- Born: Frank Spruill Alexander 1952 (age 73–74)
- Spouse: Joan Alexander
- Children: Daniel Alexander, Thomas Alexander, Graham Alexander

Academic background
- Alma mater: University of North Carolina; Harvard University;

Academic work
- Discipline: Law
- Institutions: Emory University
- Main interests: Law and religion

= Frank S. Alexander =

American academic

Frank Spruill Alexander (born 1952) is an American legal scholar, serving as the Sam Nunn Professor of Law at the Emory University School of Law. He is also General Counsel for Center for Community Progress.

==Early life and education==
Alexander was born in 1952. He received his Bachelor of Arts degree from University of North Carolina in 1973 and later received his Juris Doctor and Master of Theological Studies degrees from Harvard University in 1978. He was a leading force on campus in organizing peaceful protests during the civil rights movement.

==Professional career==
In 1982 Alexander co-founded Emory's Center for the Study of Law and Religion. The center was the first of its kind among American law schools and, at least initially, focused on producing scholarly interdisciplinary work on the interplay of Islam, Christianity, and Judaism. Many important legal scholars have worked at the center, including Harold J. Berman, Johan D. van der Vyver, Abdullahi Ahmed An-Na'im, and Michael Broyde. Other associated scholars include Martin E. Marty, Stephen G. Post, and Martha Albertson Fineman.

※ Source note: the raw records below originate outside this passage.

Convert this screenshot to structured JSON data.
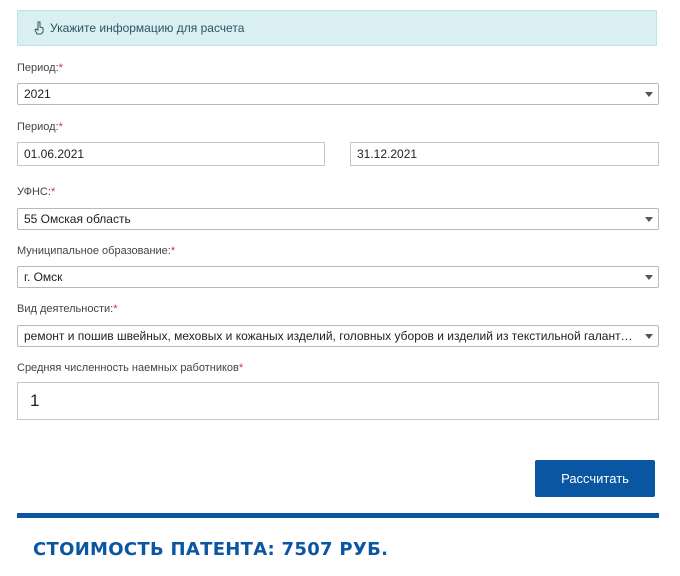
{
  "banner": {
    "icon": "pointing-hand-icon",
    "text": "Укажите информацию для расчета"
  },
  "form": {
    "required_mark": "*",
    "period_year": {
      "label": "Период:",
      "value": "2021"
    },
    "period_range": {
      "label": "Период:",
      "start": "01.06.2021",
      "end": "31.12.2021"
    },
    "ufns": {
      "label": "УФНС:",
      "value": "55 Омская область"
    },
    "municipality": {
      "label": "Муниципальное образование:",
      "value": "г. Омск"
    },
    "activity": {
      "label": "Вид деятельности:",
      "value": "ремонт и пошив швейных, меховых и кожаных изделий, головных уборов и изделий из текстильной галантереи, ремонт, пошив и вязание трикотажных изделий"
    },
    "employees": {
      "label": "Средняя численность наемных работников",
      "value": "1"
    }
  },
  "actions": {
    "calculate_label": "Рассчитать"
  },
  "result": {
    "text": "СТОИМОСТЬ ПАТЕНТА: 7507 РУБ."
  },
  "colors": {
    "accent": "#0b56a3",
    "banner_bg": "#d9eff2",
    "required": "#d0342c"
  }
}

Alexander's focus is on community development and affordable housing. He is the nation's leading scholar on land-banking and a driving force in the movement to create land banks, which he describes as "governmental entities that specialize in the conversion of vacant, abandoned and foreclosed properties into productive use." He authored the seminal book in the field in 2005, Land Banks and Land Banking, and was instrumental in establishing the land bank in Flint, Michigan, and other communities. An updated version of this book is offered for free on the Center for Community Progress website.

Alexander has received numerous awards for his teaching and served as a past Chairman of Consumer Credit Counseling Service of Greater Atlanta. And he is a frequent commentator to NPR and other news sources on topics of urban development and the mortgage crisis.